Over the course of his decorated career, Wright has given the fans many great moments and victories to that they'll be sure to remember for years to come.
Many of those have taken place this season during Wright's blazing 22-0 start, including his pin of Wisconsin's Jackson Hein for his 100th career victory.
However, with his home finale just days away, Wright has found himself reflecting more on the early victories in his career, including his first ever Rec Hall appearance as a freshman, when he defeated Hofstra All-American Alton Lucas in a stunning upset.
"The biggest moments that will stick in my mind are whenever I won as a freshman," said Wright. "Beating the sixth ranked guy in my first match in Rec Hall is something I'll never forget."
Although he has enjoyed his own triumphs in front of the Rec Hall crowd, the moments that the former national champion feels will truly stick with him are the victories that he has witnessed his teammates achieve.

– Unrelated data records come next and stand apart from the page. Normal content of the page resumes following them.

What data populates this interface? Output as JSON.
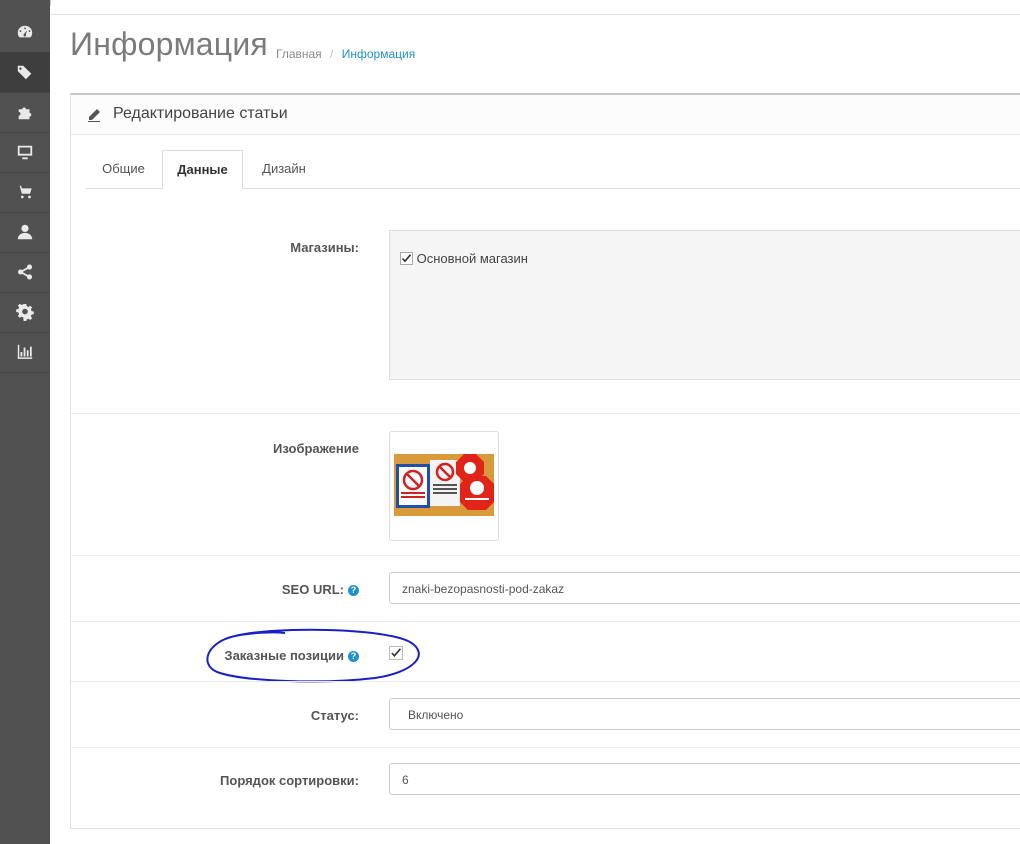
{
  "sidebar": {
    "items": [
      {
        "icon": "dashboard-icon"
      },
      {
        "icon": "tags-icon"
      },
      {
        "icon": "puzzle-icon"
      },
      {
        "icon": "monitor-icon"
      },
      {
        "icon": "shopping-cart-icon"
      },
      {
        "icon": "user-icon"
      },
      {
        "icon": "share-icon"
      },
      {
        "icon": "gear-icon"
      },
      {
        "icon": "bar-chart-icon"
      }
    ]
  },
  "header": {
    "title": "Информация",
    "breadcrumb": {
      "home": "Главная",
      "separator": "/",
      "current": "Информация"
    }
  },
  "panel": {
    "title": "Редактирование статьи"
  },
  "tabs": {
    "general": "Общие",
    "data": "Данные",
    "design": "Дизайн",
    "active": "Данные"
  },
  "form": {
    "stores_label": "Магазины:",
    "store_default": "Основной магазин",
    "image_label": "Изображение",
    "seo_label": "SEO URL:",
    "seo_value": "znaki-bezopasnosti-pod-zakaz",
    "custom_positions_label": "Заказные позиции",
    "custom_positions_checked": true,
    "status_label": "Статус:",
    "status_value": "Включено",
    "sort_label": "Порядок сортировки:",
    "sort_value": "6",
    "help_glyph": "?"
  },
  "colors": {
    "sidebar": "#515151",
    "link": "#1e91cf",
    "annotation": "#1a20c8"
  }
}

Having been in the lineup with so many other great wrestlers during his time at Penn State, Wright cannot imagine a more exciting feeling than cheering along with the crowd as one of his fellow Nittany Lions does something spectacular.
"I'm always going to remember the big wins I've watched other wrestlers get," said Wright. "From (Jordan) Conaway beating (Wisconsin's) Tyler Graff this year, to David Taylor and Ed Ruth whopping everyone since they were freshmen, most of my great memories from Rec Hall have come from the people around me."
Having grown from a raw 174-pound freshman to a 197-pound senior gunning for his second national championship, Wright finds it hard to express how much he has grown as a wrestler and a person during his time as at Penn State.
The experiences he has had with not just the fans, but also his coaches and teammates are what have made Wright the competitor he is today.
"Technically I've gotten much better working with the coaches but having the teammates I've had has been such a great experience," said Wright. "They're the best guys in the country and having that great support system is what makes Penn State wrestling one big family."
While it's been nice for Wright to reflect on his career with only one home match remaining, he knows his work isn't done yet.
"Our mindset right now is to go out and take it all," said Wright. "We're going to finish these last two dual meets and then go get the team national title so we're excited and feeling good."